A CERCAR LA BELLA MORTE

I GIOVANI, LA GUERRA, LA MORTE E IL FASCISMO

di Elisa Temellini

 

I giovani in camicia nera sono i personaggi principali di Vecchia guardia, un film del 1934 diretto da Alessandro Blasetti di propaganda al regime. I protagonisti sono due fratelli, Roberto e Mario. Già dalle prime scene non è lasciato spazio al dubbio: il messaggio è apologetico al regime.

 

Roberto e i suoi amici partono ogni notte con una missione fondamentale: l’”insegnamento” del Fascismo agli avversari.
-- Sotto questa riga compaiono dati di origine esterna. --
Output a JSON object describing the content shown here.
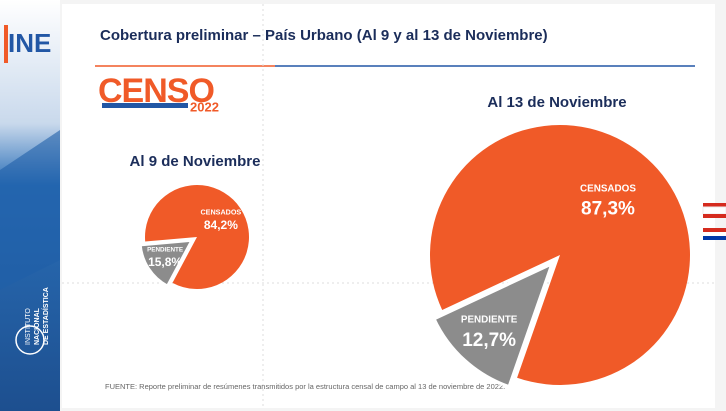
{
  "logo": "INE",
  "institute": [
    "INSTITUTO",
    "NACIONAL",
    "DE ESTADÍSTICA"
  ],
  "title": "Cobertura preliminar – País Urbano (Al 9 y al 13 de Noviembre)",
  "brand": {
    "censo": "CENSO",
    "year": "2022"
  },
  "source": "FUENTE: Reporte preliminar de resúmenes transmitidos por la estructura censal de campo al 13 de noviembre de 2022.",
  "chart_data": [
    {
      "type": "pie",
      "title": "Al 9 de Noviembre",
      "categories": [
        "CENSADOS",
        "PENDIENTE"
      ],
      "values": [
        84.2,
        15.8
      ],
      "value_labels": [
        "84,2%",
        "15,8%"
      ],
      "colors": [
        "#f05a28",
        "#8c8c8c"
      ]
    },
    {
      "type": "pie",
      "title": "Al 13 de Noviembre",
      "categories": [
        "CENSADOS",
        "PENDIENTE"
      ],
      "values": [
        87.3,
        12.7
      ],
      "value_labels": [
        "87,3%",
        "12,7%"
      ],
      "colors": [
        "#f05a28",
        "#8c8c8c"
      ]
    }
  ]
}
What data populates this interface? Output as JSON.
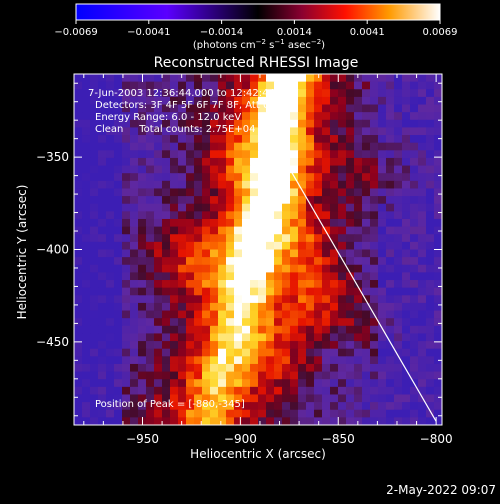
{
  "colorbar": {
    "ticks": [
      "−0.0069",
      "−0.0041",
      "−0.0014",
      "0.0014",
      "0.0041",
      "0.0069"
    ],
    "label_prefix": "(photons cm",
    "label_exp1": "−2",
    "label_mid1": " s",
    "label_exp2": "−1",
    "label_mid2": " asec",
    "label_exp3": "−2",
    "label_suffix": ")",
    "range": [
      -0.0069,
      0.0069
    ]
  },
  "plot": {
    "title": "Reconstructed RHESSI Image",
    "xlabel": "Heliocentric X (arcsec)",
    "ylabel": "Heliocentric Y (arcsec)",
    "xticks": [
      "−950",
      "−900",
      "−850",
      "−800"
    ],
    "yticks": [
      "−350",
      "−400",
      "−450"
    ],
    "info_lines": [
      "7-Jun-2003 12:36:44.000 to 12:42:44.000",
      "Detectors: 3F 4F 5F 6F 7F 8F, Att 0",
      "Energy Range: 6.0 - 12.0 keV",
      "Clean     Total counts: 2.75E+04"
    ],
    "peak_label": "Position of Peak = [-880,-345]"
  },
  "footer": {
    "date": "2-May-2022 09:07"
  },
  "chart_data": {
    "type": "heatmap",
    "title": "Reconstructed RHESSI Image",
    "xlabel": "Heliocentric X (arcsec)",
    "ylabel": "Heliocentric Y (arcsec)",
    "xlim": [
      -985,
      -797
    ],
    "ylim": [
      -495,
      -305
    ],
    "color_range": [
      -0.0069,
      0.0069
    ],
    "peak": [
      -880,
      -345
    ],
    "limb_line": [
      [
        -881,
        -345
      ],
      [
        -800,
        -493
      ]
    ],
    "ridge": [
      [
        -305,
        -875,
        1.0
      ],
      [
        -330,
        -882,
        1.0
      ],
      [
        -345,
        -880,
        1.0
      ],
      [
        -370,
        -885,
        0.9
      ],
      [
        -395,
        -893,
        0.82
      ],
      [
        -420,
        -897,
        0.75
      ],
      [
        -445,
        -902,
        0.7
      ],
      [
        -470,
        -910,
        0.55
      ],
      [
        -495,
        -918,
        0.45
      ]
    ],
    "blobs": [
      [
        -900,
        -350,
        0.55
      ],
      [
        -870,
        -395,
        0.65
      ],
      [
        -860,
        -425,
        0.7
      ],
      [
        -915,
        -410,
        0.55
      ],
      [
        -935,
        -400,
        0.4
      ],
      [
        -880,
        -460,
        0.5
      ],
      [
        -830,
        -360,
        0.35
      ],
      [
        -840,
        -440,
        0.3
      ]
    ]
  }
}
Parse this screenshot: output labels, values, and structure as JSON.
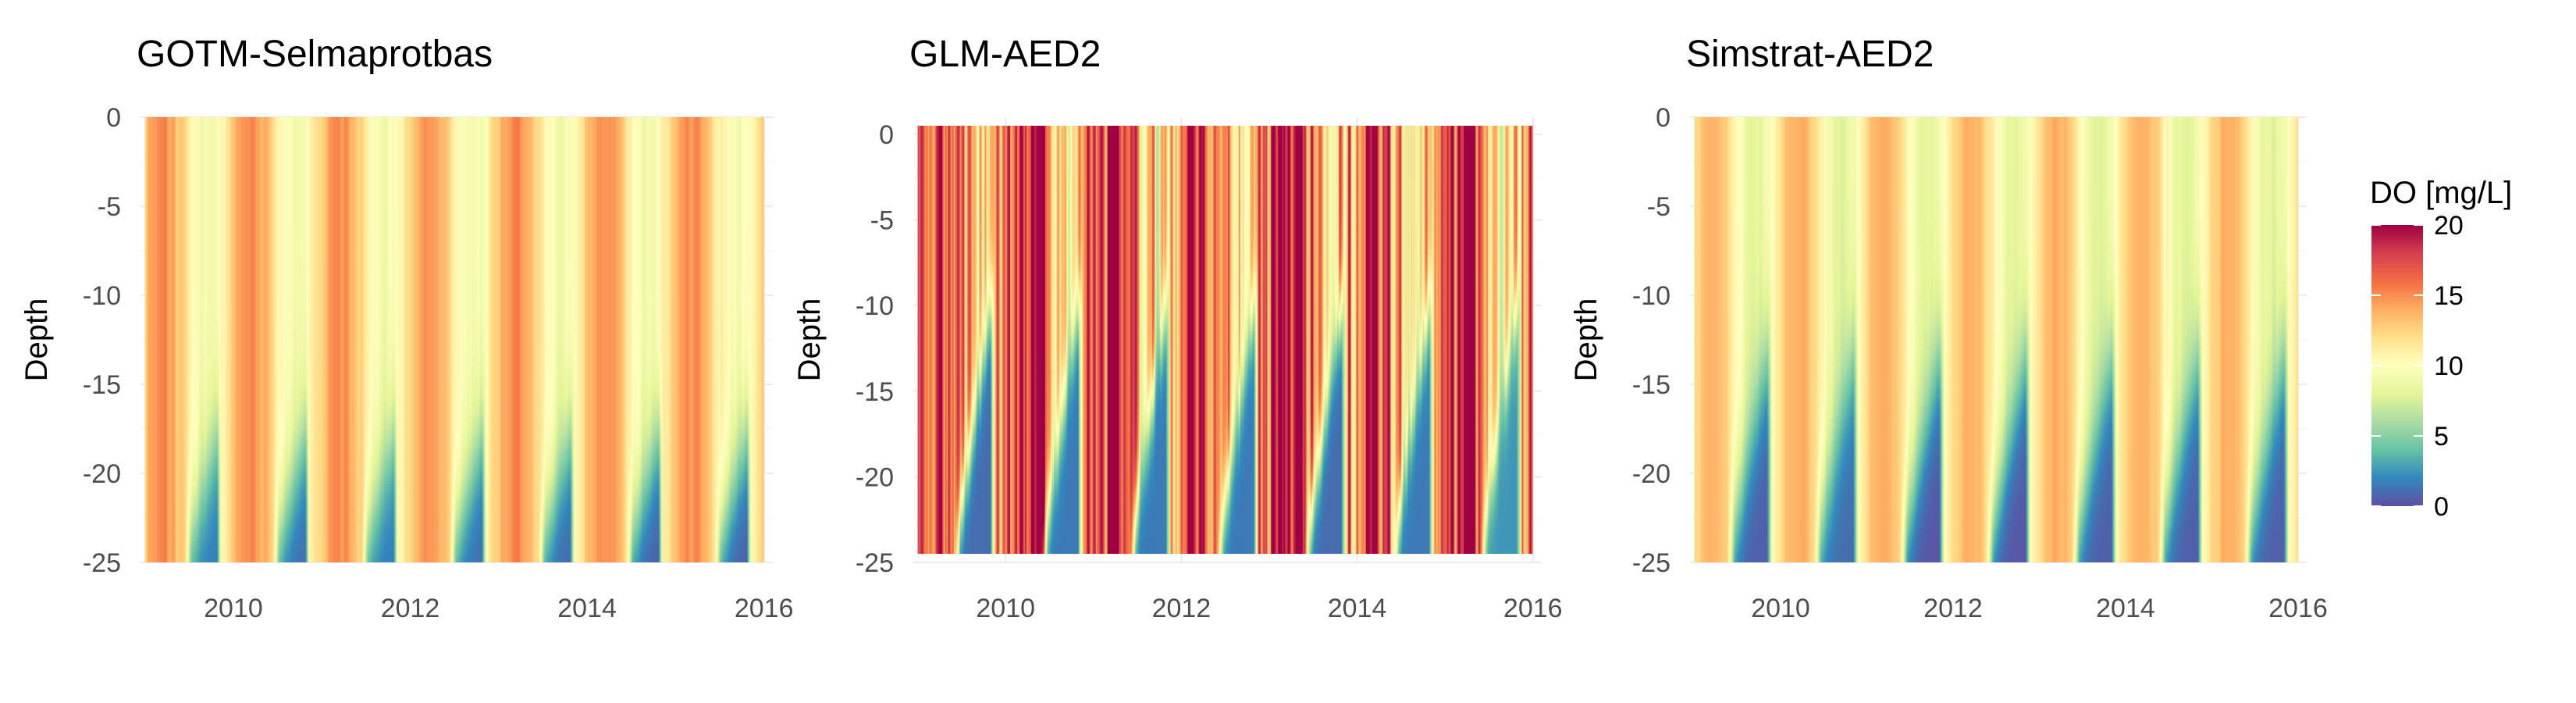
{
  "chart_data": [
    {
      "type": "heatmap",
      "title": "GOTM-Selmaprotbas",
      "xlabel": "",
      "ylabel": "Depth",
      "xlim": [
        2008.95,
        2016.1
      ],
      "ylim": [
        -25,
        0
      ],
      "x_ticks": [
        2010,
        2012,
        2014,
        2016
      ],
      "x_tick_labels": [
        "2010",
        "2012",
        "2014",
        "2016"
      ],
      "y_ticks": [
        0,
        -5,
        -10,
        -15,
        -20,
        -25
      ],
      "y_tick_labels": [
        "0",
        "-5",
        "-10",
        "-15",
        "-20",
        "-25"
      ],
      "x_range": [
        2009.0,
        2016.0
      ],
      "depth_range": [
        0,
        -25
      ],
      "z_label": "DO [mg/L]",
      "approx_summer_bottom_do_mg_per_l": [
        1.5,
        1.0,
        1.5,
        1.0,
        0.8,
        0.5,
        0.5
      ],
      "approx_surface_do_range_mg_per_l": [
        9,
        15
      ]
    },
    {
      "type": "heatmap",
      "title": "GLM-AED2",
      "xlabel": "",
      "ylabel": "Depth",
      "xlim": [
        2008.95,
        2016.1
      ],
      "ylim": [
        -25,
        1
      ],
      "x_ticks": [
        2010,
        2012,
        2014,
        2016
      ],
      "x_tick_labels": [
        "2010",
        "2012",
        "2014",
        "2016"
      ],
      "y_ticks": [
        0,
        -5,
        -10,
        -15,
        -20,
        -25
      ],
      "y_tick_labels": [
        "0",
        "-5",
        "-10",
        "-15",
        "-20",
        "-25"
      ],
      "x_range": [
        2009.0,
        2016.0
      ],
      "depth_range": [
        0.5,
        -24.5
      ],
      "z_label": "DO [mg/L]",
      "approx_summer_bottom_do_mg_per_l": [
        1.0,
        1.5,
        1.5,
        1.5,
        1.0,
        1.5,
        2.5
      ],
      "approx_surface_do_range_mg_per_l": [
        10,
        18
      ]
    },
    {
      "type": "heatmap",
      "title": "Simstrat-AED2",
      "xlabel": "",
      "ylabel": "Depth",
      "xlim": [
        2008.95,
        2016.1
      ],
      "ylim": [
        -25,
        0
      ],
      "x_ticks": [
        2010,
        2012,
        2014,
        2016
      ],
      "x_tick_labels": [
        "2010",
        "2012",
        "2014",
        "2016"
      ],
      "y_ticks": [
        0,
        -5,
        -10,
        -15,
        -20,
        -25
      ],
      "y_tick_labels": [
        "0",
        "-5",
        "-10",
        "-15",
        "-20",
        "-25"
      ],
      "x_range": [
        2009.0,
        2016.0
      ],
      "depth_range": [
        0,
        -25
      ],
      "z_label": "DO [mg/L]",
      "approx_summer_bottom_do_mg_per_l": [
        0.5,
        1.0,
        0.2,
        0.2,
        0.5,
        0.5,
        0.5
      ],
      "approx_surface_do_range_mg_per_l": [
        8,
        14
      ]
    }
  ],
  "legend": {
    "title": "DO [mg/L]",
    "limits": [
      0,
      20
    ],
    "ticks": [
      0,
      5,
      10,
      15,
      20
    ],
    "tick_labels": [
      "0",
      "5",
      "10",
      "15",
      "20"
    ],
    "colormap": "Spectral (reversed)",
    "colors": [
      "#5E4FA2",
      "#3288BD",
      "#66C2A5",
      "#ABDDA4",
      "#E6F598",
      "#FFFFBF",
      "#FEE08B",
      "#FDAE61",
      "#F46D43",
      "#D53E4F",
      "#9E0142"
    ],
    "placement": "right"
  }
}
Nel film non si vede come queste lezioni vengano impartite, lo si intuisce però... Mario, il fratello minore, è deluso di non poter partecipare alle missioni punitive in cui primeggia il fratello. Il bimbo, fin troppo intraprendente, decide di intrufolarsi nel camion dei giovani fascisti. Come potere lasciar correre, rimanere indifferenti davanti a tutte le proteste dei lavoratori rossi se neanche l’ospedale, che dirige il padre dei due giovani, non riesce a funzionare per colpa delle proteste degli infermieri? Il bambino quindi sceglie di contribuire al bene della patria ma, ahimè, rimane ucciso da uno dei fucili degli avversari. Il film finisce con il padre e il figlio sopravvissuto, distrutti dal dolore, che si recano alla marcia su Roma.

 

I giovani del Ventennio avrebbero dovuto immedesimarsi in questi “eroi”: i più grandi in squadristi e i più piccoli in coraggiosi bambini energici, infelici di non poter ancora partecipare alle violenze legalizzate commesse su persone, che per la maggior parte della volte (al contrario di ciò che mostra il registra), erano inermi e disarmati. Neanche da dire: il film ebbe successo tra i gerarchi e addirittura ricevette apprezzamenti dallo stesso Adolf Hitler.

 

Ma vediamo quanto accadeva realmente.

I giovani squadristi utilizzavano, come strumenti del mestiere, l’olio di ricino per umiliare l’avversario che non si sottometteva, le taniche di benzina per incendiare le varie sedi dei sindacati, armi e bombe a mano da usare solo se la situazione volgeva al peggio. Purtroppo queste missioni non erano ragazzate, come si usava dire allora per giustificare i propri figli, ma l’inizio e l’emblema della dittatura fascista. Tante furono le persone che rimasero ferite e tante morirono a seguito delle violenze subite.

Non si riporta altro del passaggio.